A common place for miscommunication is relationships, especially marriages, is the performance of household chores. Keith and Schafer found a significant link between satisfaction over housework and the mental health of married women suggesting that homemaking may have a greater important when both spouses were equally present (1982). The traditional sex-roles which often survive in marriages lead to greater depressive symptoms and depression in married women, whereas non-traditional sex-role attitudes have been shown to decrease depression in single women (Keith & Schafer, 1982). It is not keeping the home which leads to the depressive symptoms, but the division of the work. The bigger the woman’s share of home responsibilities when compared to her partner the more likely she is to feel distressed and depressed (News for Healthy Living, 1999).
Single, employed mothers most often experience distress and depression relating to their financial situations and their ability to care for their children. Married women usually experience this distress relating to their relationship with their partner and the things they were forced to give up for their marriage. Widowed and divorced women’s distress is generally focused around changing familial roles and the loss of familiar social support systems. Depression is more prevalent in widows and divorcees and least prevalent in married women, though this many have to do with the stress inducers of each group and the economic depression of the time period (St. John & Montgomery, 2009).
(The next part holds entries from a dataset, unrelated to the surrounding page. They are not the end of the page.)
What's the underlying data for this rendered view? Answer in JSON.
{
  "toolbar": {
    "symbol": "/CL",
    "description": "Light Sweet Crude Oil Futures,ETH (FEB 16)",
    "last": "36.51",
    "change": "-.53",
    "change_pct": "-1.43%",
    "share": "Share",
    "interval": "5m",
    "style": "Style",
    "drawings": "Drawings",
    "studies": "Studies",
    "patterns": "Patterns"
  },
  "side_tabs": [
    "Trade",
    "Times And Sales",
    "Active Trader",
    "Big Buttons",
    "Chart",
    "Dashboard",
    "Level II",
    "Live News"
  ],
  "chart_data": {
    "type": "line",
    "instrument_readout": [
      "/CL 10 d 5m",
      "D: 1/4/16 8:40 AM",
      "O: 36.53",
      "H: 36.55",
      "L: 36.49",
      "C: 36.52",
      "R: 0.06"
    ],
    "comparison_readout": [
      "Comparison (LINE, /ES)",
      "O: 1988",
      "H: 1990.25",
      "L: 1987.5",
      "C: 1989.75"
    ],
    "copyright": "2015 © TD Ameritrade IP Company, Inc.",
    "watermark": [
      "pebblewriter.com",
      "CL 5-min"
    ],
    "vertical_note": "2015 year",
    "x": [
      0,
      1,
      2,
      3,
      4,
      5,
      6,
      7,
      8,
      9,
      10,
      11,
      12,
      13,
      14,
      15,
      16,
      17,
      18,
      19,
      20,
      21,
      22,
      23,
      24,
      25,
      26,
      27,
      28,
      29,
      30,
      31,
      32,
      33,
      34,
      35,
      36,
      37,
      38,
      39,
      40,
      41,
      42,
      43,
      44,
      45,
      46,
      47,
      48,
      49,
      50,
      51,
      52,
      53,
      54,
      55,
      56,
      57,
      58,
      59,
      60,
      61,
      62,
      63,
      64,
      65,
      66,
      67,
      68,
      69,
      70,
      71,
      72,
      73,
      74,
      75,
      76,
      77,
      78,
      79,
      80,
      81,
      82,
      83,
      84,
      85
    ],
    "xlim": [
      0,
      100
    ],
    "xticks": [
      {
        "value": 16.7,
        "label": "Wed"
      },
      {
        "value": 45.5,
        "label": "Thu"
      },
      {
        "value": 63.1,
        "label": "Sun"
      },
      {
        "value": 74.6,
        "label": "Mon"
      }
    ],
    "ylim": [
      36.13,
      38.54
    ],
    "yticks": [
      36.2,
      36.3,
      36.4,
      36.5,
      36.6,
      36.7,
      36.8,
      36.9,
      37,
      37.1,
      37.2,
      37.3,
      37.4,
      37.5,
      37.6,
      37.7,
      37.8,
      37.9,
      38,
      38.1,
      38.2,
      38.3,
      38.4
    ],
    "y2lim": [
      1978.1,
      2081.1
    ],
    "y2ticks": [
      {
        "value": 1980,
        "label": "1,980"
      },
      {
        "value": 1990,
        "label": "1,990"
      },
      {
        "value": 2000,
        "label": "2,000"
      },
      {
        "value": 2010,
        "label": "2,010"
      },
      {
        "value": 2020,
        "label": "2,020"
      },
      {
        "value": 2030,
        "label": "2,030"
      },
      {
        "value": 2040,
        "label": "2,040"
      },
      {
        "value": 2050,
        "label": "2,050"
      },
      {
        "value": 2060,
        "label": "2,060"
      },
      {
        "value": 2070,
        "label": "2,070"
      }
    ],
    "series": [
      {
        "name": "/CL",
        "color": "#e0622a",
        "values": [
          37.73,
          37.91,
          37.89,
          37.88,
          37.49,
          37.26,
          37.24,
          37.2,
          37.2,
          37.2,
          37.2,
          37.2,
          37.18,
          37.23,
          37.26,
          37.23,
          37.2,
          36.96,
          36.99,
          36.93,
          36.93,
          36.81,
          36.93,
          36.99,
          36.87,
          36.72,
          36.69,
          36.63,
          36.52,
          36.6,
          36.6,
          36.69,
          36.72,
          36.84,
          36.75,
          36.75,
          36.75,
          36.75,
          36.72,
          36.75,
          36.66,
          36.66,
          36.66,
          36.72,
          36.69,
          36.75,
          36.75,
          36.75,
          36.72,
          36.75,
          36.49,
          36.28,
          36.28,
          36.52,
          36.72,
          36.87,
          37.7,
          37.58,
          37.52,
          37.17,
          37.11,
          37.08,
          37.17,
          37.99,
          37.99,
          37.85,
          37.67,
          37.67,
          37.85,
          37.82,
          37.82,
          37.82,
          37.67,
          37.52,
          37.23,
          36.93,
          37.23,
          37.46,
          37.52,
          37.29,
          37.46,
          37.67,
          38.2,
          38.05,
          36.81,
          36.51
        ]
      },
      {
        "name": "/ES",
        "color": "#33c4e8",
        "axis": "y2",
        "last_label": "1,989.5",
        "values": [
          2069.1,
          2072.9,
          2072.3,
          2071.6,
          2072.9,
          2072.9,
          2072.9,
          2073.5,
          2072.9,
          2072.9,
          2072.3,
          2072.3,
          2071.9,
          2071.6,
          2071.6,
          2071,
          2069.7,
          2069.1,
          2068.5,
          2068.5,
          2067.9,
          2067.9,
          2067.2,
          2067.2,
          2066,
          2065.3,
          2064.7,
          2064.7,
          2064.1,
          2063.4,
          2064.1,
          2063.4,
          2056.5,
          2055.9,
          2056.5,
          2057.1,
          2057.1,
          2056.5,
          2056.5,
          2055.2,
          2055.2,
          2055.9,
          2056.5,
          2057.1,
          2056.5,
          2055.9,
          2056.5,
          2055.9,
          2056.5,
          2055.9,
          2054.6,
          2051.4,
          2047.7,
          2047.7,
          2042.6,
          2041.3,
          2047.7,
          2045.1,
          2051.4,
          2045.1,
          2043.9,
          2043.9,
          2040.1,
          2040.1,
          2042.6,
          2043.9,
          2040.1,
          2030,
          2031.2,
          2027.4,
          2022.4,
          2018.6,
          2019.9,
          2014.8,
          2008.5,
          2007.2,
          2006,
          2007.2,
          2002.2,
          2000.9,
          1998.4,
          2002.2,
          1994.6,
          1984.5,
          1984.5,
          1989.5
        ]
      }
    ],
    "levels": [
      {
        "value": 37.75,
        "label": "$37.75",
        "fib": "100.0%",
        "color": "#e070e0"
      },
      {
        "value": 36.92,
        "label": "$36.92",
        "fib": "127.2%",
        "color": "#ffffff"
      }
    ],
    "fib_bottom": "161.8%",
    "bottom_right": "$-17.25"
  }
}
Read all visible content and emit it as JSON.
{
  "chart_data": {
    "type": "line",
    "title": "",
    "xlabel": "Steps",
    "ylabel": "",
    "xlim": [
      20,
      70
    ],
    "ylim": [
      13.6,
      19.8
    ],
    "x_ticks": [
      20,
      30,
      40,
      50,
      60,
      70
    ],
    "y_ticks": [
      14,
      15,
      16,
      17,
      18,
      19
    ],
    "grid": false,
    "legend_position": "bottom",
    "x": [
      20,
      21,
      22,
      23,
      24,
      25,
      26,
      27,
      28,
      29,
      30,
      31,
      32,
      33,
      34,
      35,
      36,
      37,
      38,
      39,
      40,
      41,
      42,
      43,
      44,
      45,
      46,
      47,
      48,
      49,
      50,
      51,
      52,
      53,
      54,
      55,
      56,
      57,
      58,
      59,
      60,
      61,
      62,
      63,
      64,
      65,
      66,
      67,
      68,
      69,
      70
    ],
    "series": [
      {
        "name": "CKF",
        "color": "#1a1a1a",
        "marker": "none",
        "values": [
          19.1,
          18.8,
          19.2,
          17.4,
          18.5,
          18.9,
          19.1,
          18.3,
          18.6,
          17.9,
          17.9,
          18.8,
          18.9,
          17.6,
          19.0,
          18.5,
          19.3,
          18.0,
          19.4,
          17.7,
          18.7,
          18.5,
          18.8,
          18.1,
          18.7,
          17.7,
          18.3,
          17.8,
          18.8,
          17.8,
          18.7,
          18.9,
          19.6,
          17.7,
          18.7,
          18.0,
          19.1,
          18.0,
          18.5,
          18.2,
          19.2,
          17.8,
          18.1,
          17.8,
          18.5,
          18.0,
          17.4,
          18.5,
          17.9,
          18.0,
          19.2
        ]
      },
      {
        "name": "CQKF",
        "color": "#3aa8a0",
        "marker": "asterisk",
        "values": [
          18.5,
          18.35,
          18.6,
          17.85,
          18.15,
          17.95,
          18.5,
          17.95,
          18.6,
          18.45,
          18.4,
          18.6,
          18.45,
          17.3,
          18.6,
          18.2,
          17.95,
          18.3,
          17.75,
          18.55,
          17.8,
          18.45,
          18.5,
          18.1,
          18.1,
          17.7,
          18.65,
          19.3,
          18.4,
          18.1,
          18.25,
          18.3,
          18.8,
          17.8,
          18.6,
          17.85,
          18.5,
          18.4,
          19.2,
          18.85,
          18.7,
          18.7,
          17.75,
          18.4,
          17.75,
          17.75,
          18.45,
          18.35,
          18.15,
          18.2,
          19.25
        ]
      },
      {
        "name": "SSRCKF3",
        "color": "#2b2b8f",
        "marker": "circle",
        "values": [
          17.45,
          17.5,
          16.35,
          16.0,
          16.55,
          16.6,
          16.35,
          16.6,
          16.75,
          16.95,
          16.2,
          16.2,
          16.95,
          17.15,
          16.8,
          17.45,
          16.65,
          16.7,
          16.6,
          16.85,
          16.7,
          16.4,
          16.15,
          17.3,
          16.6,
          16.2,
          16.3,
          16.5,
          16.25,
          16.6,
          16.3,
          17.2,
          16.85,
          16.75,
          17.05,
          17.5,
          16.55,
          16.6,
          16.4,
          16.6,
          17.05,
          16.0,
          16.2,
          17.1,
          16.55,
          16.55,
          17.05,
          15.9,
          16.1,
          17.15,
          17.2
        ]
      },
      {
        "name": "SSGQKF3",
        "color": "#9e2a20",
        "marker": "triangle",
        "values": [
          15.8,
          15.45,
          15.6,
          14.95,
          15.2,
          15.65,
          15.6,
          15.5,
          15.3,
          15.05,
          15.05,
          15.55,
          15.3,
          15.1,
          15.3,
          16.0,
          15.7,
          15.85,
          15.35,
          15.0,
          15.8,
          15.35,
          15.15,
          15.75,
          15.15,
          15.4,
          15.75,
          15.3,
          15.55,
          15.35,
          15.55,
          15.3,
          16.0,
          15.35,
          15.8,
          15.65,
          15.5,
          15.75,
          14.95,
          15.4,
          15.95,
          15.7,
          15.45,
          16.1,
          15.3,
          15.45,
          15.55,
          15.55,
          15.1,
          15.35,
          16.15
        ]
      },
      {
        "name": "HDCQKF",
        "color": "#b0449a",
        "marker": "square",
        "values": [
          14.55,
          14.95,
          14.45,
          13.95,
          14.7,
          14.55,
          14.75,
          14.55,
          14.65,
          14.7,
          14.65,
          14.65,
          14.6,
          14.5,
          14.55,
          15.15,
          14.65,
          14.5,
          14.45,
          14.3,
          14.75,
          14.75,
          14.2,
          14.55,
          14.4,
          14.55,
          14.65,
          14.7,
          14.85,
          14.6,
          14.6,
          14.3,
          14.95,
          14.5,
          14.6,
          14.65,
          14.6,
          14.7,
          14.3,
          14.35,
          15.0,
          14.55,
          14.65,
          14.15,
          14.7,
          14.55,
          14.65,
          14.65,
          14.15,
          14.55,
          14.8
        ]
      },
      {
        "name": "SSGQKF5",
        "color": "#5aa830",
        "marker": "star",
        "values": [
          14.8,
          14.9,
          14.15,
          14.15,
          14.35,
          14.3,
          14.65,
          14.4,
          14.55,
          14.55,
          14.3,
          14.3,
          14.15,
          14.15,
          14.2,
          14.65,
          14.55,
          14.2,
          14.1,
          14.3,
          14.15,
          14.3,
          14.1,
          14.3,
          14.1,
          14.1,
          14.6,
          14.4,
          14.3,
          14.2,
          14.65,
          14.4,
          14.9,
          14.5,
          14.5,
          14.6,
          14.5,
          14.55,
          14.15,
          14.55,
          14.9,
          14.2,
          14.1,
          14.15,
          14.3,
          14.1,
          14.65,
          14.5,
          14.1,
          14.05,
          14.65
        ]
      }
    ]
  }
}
While the stressors of these women are all different, some common interventions are useful. Self-esteem is a large factor is all depressive symptoms and in the development of depression. Interventions aimed at increasing a woman’s self-esteem will be useful for all relationship levels (Keith & Schafer, 1982). Depressed women have higher levels of attachment insecurity and therefore decreased conflict resolution skills, it is not clear however if the depression causes the decrease in relationship effectiveness, or the dysfunctional relationship is the cause of the depression (Heene, Buysse, & Van Oost, 2007). Carefully selecting relationships to cultivate is important, whether growing new social support networks or strengthening existing ones, over or under stimulation socially is a large cause of depressive symptoms in women and mothers. A large conflict between work and home roles is a significant predictor of depression in women, so dividing the housework evenly among partners will significantly reduce the occurrences of depression (News for Health Living, 1999; Wang, 2004).
While depression will always occur in relationships, due to work and home stresses, from the burden of caring for children, and as a result of changes in a person’s life; knowing the proper way to combat those stressors will significantly reduce a women’s likelihood of developing depressive symptoms or anxiety disorders and allow them to pursue healthy and fulfilling relationships.